プロデビューが決まった時は本当に驚いた。仕事にまでできるとは思わなかったからだ。
それも総て義彰のおかげだと思う。義彰がドラムの楽しさを教えてくれた。義彰が命を救ってくれた。義彰が生きる大切さを教えてくれた。感謝してもしきれない。

武士は窓の外を見つめた。いつの間にか雨は上がり、空の片隅に虹が見えた。
「おおきにな。

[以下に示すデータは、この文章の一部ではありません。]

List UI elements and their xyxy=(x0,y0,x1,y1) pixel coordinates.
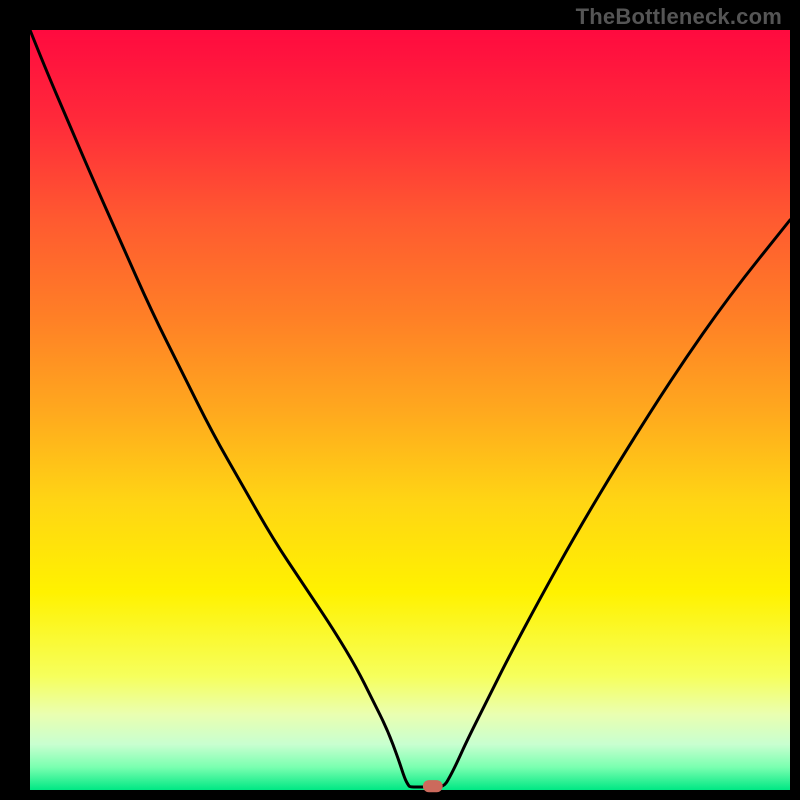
bottleneck-chart xyxy=(0,0,800,800)
gradient-background xyxy=(30,30,790,790)
current-config-marker xyxy=(423,780,443,792)
chart-container: TheBottleneck.com xyxy=(0,0,800,800)
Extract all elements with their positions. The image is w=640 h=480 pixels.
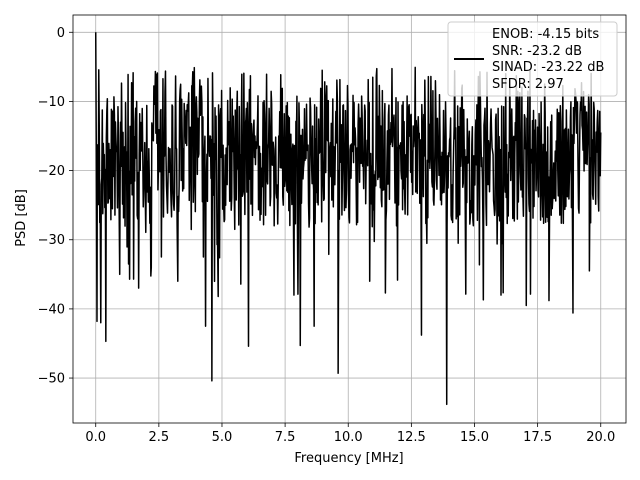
legend-entry-sinad: SINAD: -23.22 dB	[492, 60, 604, 75]
y-tick-label: −20	[38, 164, 65, 179]
x-tick-label: 12.5	[397, 430, 426, 445]
x-tick-label: 10.0	[334, 430, 363, 445]
x-tick-label: 0.0	[85, 430, 106, 445]
x-tick-label: 17.5	[523, 430, 552, 445]
plot-frame	[72, 14, 627, 424]
x-tick-label: 5.0	[212, 430, 233, 445]
legend-entry-snr: SNR: -23.2 dB	[492, 44, 582, 59]
y-tick-label: −10	[38, 95, 65, 110]
legend-entry-enob: ENOB: -4.15 bits	[492, 27, 599, 42]
x-tick-label: 15.0	[460, 430, 489, 445]
x-tick-label: 2.5	[149, 430, 170, 445]
x-ticks: 0.0 2.5 5.0 7.5 10.0 12.5 15.0 17.5 20.0	[85, 423, 615, 445]
y-tick-label: −40	[38, 302, 65, 317]
x-tick-label: 20.0	[586, 430, 615, 445]
y-axis-label: PSD [dB]	[14, 189, 29, 247]
y-tick-label: −50	[38, 372, 65, 387]
legend-box	[447, 21, 618, 97]
y-tick-label: 0	[57, 26, 65, 41]
psd-series	[94, 32, 602, 406]
legend-entry-sfdr: SFDR: 2.97	[492, 77, 564, 92]
legend: ENOB: -4.15 bits SNR: -23.2 dB SINAD: -2…	[447, 21, 618, 97]
x-tick-label: 7.5	[275, 430, 296, 445]
y-tick-label: −30	[38, 233, 65, 248]
x-axis-label: Frequency [MHz]	[294, 451, 403, 466]
psd-line	[94, 32, 602, 406]
y-ticks: 0 −10 −20 −30 −40 −50	[38, 26, 73, 387]
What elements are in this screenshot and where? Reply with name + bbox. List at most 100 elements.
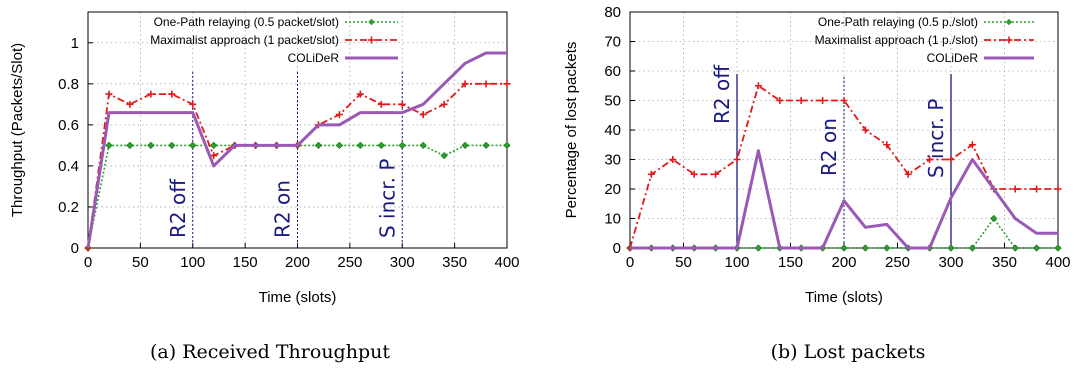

・・・アキ」
空に義彰の笑顔が浮かんだ気がした。
「武士?何言うてんの?」
呟いた武士に、慎吾が尋ねた。
「何でもない」
そう首を振ると、慎吾はぷぅと頬を膨らませた。
「何やねん。武士おかしいでー?」
「こいつがおかしいのはいつもやん」
慎吾の言葉に間髪入れずに透が毒を吐く。
「はいはい。喧嘩は後。音合わせするでー」
龍二の言葉に、全員が従う。ぞろぞろとスタジオに入っていく。
武士はもう一度窓の外を見やった。晴れ間から見える太陽が、眩しく光った。
「アキ、見とってな」
そう呟くと、武士はスタジオに入り、扉を閉めた。